Domain’s chief marketing officer (CMO), Rebecca Darley, said that without Tealium’s customer data platform (CDP), her business would not have been able to achieve the personalised marketing success that has made it one of the leaders in data-driven marketing in Australia.
Speaking at an exclusive breakfast event hosted by B&T at Sydney’s swish harbourside restaurant, 12-Micron, Darley explained that Tealium’s CDP — recently named a leader in the first-ever Gartner Magic Quadrant for CDPs — has taken on a far greater role than simply being a marketing tool.
“This is not a marketing tool. This is a business tool,” she said.
“This touches so many parts of the business — product, data teams, tech teams, commercial teams.”
Domain has been on a transition and centring its operations around the needs of its disparate customer base. While most Australians will encounter Domain when looking for somewhere to call home, it has a sprawling and equally competitive business-to-business side to its operations.
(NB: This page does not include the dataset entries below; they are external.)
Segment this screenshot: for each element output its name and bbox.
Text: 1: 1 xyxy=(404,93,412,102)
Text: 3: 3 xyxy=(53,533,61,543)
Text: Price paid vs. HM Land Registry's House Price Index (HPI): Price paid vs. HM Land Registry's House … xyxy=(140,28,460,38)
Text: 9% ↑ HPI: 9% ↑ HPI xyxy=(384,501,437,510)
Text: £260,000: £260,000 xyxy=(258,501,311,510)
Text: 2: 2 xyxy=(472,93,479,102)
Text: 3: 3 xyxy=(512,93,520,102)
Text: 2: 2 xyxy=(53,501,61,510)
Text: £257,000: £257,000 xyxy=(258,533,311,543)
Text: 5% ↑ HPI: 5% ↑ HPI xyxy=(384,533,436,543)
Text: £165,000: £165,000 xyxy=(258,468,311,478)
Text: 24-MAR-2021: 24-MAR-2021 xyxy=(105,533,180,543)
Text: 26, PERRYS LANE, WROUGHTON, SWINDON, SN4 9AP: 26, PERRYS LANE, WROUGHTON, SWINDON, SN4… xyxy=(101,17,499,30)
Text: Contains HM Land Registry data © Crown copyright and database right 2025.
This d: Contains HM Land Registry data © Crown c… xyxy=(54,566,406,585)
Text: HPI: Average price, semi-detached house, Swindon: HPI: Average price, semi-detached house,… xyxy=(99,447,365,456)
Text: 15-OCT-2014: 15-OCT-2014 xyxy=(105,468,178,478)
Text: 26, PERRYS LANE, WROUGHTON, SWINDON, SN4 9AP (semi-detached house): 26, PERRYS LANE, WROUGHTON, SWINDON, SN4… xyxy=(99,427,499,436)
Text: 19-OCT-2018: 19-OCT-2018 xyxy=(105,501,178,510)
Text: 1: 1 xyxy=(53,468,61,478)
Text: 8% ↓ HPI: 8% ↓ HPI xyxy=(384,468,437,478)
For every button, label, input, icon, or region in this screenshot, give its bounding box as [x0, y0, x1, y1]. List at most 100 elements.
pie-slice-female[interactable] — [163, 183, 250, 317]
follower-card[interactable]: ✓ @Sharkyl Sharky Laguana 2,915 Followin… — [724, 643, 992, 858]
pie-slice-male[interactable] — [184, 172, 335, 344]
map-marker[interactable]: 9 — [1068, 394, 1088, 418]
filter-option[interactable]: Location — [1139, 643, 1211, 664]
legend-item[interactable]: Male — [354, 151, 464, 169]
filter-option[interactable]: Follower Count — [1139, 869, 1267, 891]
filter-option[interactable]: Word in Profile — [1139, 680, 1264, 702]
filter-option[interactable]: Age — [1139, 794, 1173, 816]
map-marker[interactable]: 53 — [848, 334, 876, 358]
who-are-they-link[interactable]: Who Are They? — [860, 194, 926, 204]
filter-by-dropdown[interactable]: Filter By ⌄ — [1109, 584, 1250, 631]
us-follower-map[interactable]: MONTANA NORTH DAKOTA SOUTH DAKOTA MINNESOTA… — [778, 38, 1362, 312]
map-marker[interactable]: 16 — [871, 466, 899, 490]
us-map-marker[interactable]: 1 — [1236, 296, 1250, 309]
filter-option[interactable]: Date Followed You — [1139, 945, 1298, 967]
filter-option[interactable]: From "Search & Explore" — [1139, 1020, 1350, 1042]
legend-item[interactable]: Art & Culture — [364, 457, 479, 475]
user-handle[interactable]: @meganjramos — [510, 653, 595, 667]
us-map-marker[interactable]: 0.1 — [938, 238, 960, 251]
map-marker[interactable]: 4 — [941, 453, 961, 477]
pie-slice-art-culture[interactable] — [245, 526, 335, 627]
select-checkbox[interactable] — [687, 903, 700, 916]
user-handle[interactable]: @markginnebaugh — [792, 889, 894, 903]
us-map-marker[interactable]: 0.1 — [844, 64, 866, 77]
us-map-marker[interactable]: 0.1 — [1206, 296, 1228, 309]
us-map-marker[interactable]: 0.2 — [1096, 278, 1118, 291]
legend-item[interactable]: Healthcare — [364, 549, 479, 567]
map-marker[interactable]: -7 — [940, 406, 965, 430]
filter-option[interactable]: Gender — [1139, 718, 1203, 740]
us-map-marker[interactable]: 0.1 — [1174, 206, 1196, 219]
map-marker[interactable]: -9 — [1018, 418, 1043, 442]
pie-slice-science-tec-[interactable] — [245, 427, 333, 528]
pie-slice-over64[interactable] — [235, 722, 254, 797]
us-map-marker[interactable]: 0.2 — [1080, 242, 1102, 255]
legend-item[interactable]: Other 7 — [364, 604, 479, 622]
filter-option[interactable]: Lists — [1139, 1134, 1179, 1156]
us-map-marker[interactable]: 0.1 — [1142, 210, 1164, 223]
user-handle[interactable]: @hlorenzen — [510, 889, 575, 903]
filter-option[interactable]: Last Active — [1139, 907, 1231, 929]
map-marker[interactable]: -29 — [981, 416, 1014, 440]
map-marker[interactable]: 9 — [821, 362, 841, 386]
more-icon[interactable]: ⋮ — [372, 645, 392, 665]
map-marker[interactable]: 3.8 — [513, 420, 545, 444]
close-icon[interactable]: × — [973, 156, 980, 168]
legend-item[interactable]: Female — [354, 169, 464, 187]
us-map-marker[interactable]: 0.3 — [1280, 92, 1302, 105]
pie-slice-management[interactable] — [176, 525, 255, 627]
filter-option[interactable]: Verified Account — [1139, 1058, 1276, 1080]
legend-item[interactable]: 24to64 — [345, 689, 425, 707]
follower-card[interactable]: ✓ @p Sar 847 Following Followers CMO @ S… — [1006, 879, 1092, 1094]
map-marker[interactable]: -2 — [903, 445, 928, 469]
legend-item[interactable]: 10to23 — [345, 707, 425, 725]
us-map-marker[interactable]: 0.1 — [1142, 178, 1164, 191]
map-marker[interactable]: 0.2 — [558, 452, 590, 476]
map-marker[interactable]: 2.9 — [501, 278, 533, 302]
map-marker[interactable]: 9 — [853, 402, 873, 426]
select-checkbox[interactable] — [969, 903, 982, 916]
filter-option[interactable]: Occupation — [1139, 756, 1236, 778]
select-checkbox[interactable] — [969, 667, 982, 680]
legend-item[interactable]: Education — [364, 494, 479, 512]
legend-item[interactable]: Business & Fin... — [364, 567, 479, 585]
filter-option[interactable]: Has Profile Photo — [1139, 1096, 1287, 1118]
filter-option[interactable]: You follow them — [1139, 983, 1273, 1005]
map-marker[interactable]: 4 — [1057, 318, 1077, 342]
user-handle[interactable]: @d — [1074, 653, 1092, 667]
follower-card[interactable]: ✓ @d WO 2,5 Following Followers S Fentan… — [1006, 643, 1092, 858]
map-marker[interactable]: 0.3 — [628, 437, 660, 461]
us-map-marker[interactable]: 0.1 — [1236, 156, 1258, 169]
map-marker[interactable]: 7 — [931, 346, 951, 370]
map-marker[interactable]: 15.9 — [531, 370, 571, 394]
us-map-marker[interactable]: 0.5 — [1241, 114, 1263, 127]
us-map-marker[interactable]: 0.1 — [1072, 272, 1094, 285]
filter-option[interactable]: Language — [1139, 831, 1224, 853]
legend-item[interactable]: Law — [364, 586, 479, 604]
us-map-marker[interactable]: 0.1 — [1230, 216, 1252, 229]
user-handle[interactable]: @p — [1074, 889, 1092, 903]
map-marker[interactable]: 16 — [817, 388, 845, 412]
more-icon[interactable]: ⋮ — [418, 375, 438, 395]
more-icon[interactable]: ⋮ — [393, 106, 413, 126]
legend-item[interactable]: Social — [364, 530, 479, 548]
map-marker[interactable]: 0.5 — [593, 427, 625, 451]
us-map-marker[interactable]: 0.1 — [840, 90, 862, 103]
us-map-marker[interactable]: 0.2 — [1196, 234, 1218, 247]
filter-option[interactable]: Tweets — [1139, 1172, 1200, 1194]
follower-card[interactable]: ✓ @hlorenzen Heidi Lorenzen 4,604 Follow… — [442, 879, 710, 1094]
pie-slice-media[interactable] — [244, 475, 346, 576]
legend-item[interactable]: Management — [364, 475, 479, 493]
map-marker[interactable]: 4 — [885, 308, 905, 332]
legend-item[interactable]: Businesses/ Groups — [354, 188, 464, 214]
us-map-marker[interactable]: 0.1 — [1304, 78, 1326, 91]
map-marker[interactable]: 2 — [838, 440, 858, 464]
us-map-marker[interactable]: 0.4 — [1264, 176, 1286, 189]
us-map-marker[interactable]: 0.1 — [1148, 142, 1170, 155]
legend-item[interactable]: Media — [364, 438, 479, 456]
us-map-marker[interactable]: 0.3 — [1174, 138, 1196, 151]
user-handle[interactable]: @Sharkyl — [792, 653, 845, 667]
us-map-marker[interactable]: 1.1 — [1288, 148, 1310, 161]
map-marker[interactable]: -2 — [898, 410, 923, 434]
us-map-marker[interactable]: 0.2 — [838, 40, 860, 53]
The company works with real estate agents, enterprises and the state and federal governments which require very different levels and types of engagement.
Darley explained that servicing the needs of these customers effectively would not have been possible without the far-reaching ability of Tealium’s CDP.
“It’s wonderful to have transitioned to a very customer-led model that really understands those customers’ needs, desires, wants and how we’re meeting them in those moments,” explained the former St George, Westpac and IKEA marketer.
Even within those three broad customer groups, Darley said that each has different subsects that operate across Domain’s platforms in wildly different ways.
“It’s everyone from those who are actively seeking to buy all the way through to the nosy neighbour, like myself, and even those wanting to engage in a bit of property porn — we all have a vision of an amazing property that we would love to live in one day,” she said, laughing.
Even Domain’s agent community is not homogeneous, with some 55,000 using the platform across support teams, real estate agents themselves, as well as principals and owners.
With a customer-facing app processing millions of interactions every week, Domain’s data pool is mammoth. Bringing all of this information together, identifying actionable insights and operationalising it, however, requires some seriously impressive technology.
Darley’s colleague, Ben Karpin, director of personalised marketing and marketing technology, was also on-stage with Tealium’s Vice President & General Manager APJ, Will Griffith, to explain how the company was able to turn its data from unactionable numbers on a screen to the defining factor in its operations.
“A CDP can’t be siloed within your business,” he explained.
“But we took it up a level and activated and had a consistent view of audiences everywhere. So the product team doesn’t have their own view of segmentation compared to the marketing, data or technology teams.”
Tealium’s CDP also stands businesses in good stead given the changing shape of the online world. The third-party cookie is finally deprecating (and for good, this time) and sweeping privacy changes around the world — not least in Australia — can make operating in the area challenging, to say the least. Fortunately, Tealium’s CDP is designed with international best practice baked in.
“Our CEO, Jason Pellegrino, recognised a number of the challenges that the business was facing — cookie depreciation, changes in privacy policy, all of those things are incredibly important. But at the heart of it are our customers,” said Darley.
Given the number of different data points that Domain pulls into its Tealium CDP, being fit for purpose on the data and privacy side was absolutely essential. Karpin explained quite how significant Tealium’s CDP is in driving decision-making within the business.
“From a customer side, we’re looking at things like the levels of engagement and communication, time spent with our products and how that changes as we’re able to become more personalised in what we’re showing to people. We also have a customer engagement score,” he said.
“We aggregate a lot of these measures and we’ve worked on ascertaining how important different actions are relative to each other and have agreement on that across the product, marketing and data teams. We use that as our North Star when looking at incremental impacts.”
What’s more, the ease of integrating Tealium’s CDP into a range of other platforms — and using those insights to drive marketing actions — has had a demonstrable impact on Domain’s bottom line. Karpin explained that Domain through its integrations with GAM and Facebook had seen a 29 per cent reduction in CPC and a 19 per cent reduction in CPMs as a result of plugging its first-party data to inform its off-platform targeting, via Tealium’s CDP.
“A great example is our Price Finder product. There are 60,000 agents in Australia who we target across LinkedIn advertising and we were never able to suppress people who already had our product before, which sounds crazy to advertise a product to someone who already has it. But that’s the thing we’ve been able to unlock with Tealium,” said Karpin.
By generating results like that and tying the disparate parts of the business together, Tealium’s CDP has become more than part of the furniture at Domain. It is the foundation upon which the business continues to build its success.